The range and content of the joint punishment for taxation blacklist may be extended to measures beyond this list. Taxation authorities tend to extend restrictions to real estate, travelling, starred-hotels, and other high consumption sectors. Some related professional associations will also be involved in the joint action, such as the Chinese Institution of Certified Public Accountants and the China Certified Tax Agents Association, as well as the State Administration of Foreign Exchange.

Takeaways

The taxation blacklist system can be seen as part of the establishment of a Social Credit System, which has been proposed by the State Council. One major target of the framework is to enhance the establishment and application of online sharing systems in order to promote a credit-information sharing platform across regions, sectors, and departments. In a recently released guideline for social credit system promotion, the State Council emphasized that public resources, services, and business opportunities will be first offered to market entities with good credit. These measures indicate the government’s determination for an effective credit mechanism in which taxation credit plays a critical role.

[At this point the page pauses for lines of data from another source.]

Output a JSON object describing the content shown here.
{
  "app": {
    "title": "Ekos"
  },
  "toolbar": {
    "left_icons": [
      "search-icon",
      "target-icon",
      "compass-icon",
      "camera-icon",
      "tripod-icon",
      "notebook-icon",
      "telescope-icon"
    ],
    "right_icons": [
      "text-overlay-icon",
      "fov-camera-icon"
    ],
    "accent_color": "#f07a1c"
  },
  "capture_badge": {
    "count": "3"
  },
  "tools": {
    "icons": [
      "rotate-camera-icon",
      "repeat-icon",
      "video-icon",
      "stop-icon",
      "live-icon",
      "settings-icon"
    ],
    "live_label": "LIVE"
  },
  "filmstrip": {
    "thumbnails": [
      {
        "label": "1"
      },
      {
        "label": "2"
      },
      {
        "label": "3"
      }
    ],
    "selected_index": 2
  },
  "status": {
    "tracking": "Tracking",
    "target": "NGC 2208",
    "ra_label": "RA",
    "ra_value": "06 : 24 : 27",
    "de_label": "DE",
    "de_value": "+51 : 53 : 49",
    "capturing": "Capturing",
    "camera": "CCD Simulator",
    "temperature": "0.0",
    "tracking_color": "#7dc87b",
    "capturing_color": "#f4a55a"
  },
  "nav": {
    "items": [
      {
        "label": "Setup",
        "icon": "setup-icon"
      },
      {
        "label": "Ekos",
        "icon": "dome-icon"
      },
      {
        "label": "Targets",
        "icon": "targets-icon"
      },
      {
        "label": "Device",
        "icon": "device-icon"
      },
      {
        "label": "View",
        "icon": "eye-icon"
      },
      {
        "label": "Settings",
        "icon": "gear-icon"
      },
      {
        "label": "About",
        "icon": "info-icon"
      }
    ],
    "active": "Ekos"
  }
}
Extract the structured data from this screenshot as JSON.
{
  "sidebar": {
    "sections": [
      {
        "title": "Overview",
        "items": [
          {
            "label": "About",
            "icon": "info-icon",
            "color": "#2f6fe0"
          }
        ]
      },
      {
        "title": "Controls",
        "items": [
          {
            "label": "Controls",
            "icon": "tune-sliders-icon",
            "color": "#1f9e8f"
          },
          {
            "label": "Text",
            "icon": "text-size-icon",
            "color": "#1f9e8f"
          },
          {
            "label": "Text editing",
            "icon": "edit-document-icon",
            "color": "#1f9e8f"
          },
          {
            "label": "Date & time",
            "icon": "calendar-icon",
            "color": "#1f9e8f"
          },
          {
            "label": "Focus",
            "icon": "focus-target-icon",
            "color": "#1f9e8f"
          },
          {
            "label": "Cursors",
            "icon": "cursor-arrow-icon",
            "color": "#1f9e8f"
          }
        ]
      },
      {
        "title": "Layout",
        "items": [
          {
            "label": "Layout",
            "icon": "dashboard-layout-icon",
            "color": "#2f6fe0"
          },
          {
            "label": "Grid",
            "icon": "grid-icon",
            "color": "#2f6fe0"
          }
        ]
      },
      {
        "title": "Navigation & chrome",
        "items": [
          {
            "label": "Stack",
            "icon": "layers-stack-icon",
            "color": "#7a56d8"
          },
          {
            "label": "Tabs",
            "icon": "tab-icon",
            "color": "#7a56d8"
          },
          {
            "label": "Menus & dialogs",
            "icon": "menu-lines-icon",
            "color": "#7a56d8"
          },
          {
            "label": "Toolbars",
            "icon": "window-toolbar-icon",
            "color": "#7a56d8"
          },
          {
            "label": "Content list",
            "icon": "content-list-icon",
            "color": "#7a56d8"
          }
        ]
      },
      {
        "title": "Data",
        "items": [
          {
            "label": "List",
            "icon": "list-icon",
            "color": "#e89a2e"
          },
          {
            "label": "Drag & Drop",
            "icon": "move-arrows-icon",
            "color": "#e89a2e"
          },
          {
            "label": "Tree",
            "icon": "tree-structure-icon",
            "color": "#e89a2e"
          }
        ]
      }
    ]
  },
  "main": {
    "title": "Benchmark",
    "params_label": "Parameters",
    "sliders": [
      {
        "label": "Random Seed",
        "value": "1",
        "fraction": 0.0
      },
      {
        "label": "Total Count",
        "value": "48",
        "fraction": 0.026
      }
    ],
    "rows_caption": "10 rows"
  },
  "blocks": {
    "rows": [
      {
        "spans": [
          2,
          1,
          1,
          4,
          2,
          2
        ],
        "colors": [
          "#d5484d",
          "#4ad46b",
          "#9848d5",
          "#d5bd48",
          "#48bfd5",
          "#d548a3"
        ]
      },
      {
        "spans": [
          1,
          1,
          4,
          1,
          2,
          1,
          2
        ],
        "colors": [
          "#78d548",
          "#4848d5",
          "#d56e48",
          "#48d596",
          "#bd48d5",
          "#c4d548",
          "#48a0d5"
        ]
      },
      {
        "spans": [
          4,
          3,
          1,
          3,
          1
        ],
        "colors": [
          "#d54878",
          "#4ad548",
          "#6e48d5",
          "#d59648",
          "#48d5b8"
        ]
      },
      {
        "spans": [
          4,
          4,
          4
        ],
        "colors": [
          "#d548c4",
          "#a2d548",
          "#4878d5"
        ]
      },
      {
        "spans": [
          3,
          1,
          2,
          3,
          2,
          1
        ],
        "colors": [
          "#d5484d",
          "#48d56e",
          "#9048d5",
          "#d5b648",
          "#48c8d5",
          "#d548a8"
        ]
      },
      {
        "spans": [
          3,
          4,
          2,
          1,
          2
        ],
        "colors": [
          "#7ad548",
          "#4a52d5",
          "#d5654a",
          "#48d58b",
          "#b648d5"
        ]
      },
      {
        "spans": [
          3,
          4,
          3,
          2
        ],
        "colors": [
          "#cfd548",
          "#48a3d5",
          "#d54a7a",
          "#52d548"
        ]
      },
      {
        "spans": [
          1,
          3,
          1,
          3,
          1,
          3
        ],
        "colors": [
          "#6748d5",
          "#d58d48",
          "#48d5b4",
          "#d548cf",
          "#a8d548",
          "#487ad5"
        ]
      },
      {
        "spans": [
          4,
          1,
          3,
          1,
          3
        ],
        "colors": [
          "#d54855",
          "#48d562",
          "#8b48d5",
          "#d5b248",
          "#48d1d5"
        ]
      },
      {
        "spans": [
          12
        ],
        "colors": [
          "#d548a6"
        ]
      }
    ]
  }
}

Foreign companies and investors, whatever their business model, should be aware of these regulatory trends and respond accordingly. With an increasing cost for taxation violations, more attention should be paid to internal management and controls to prevent potential risks. As the taxation credit system is in a gradually evolving process, foreign taxpayers should make efforts to improve communication with local taxation authorities. Also, in the context of China’s broader taxation system reform, foreign taxpayers should keep up to date with the latest regulation changes in order to ensure compliance.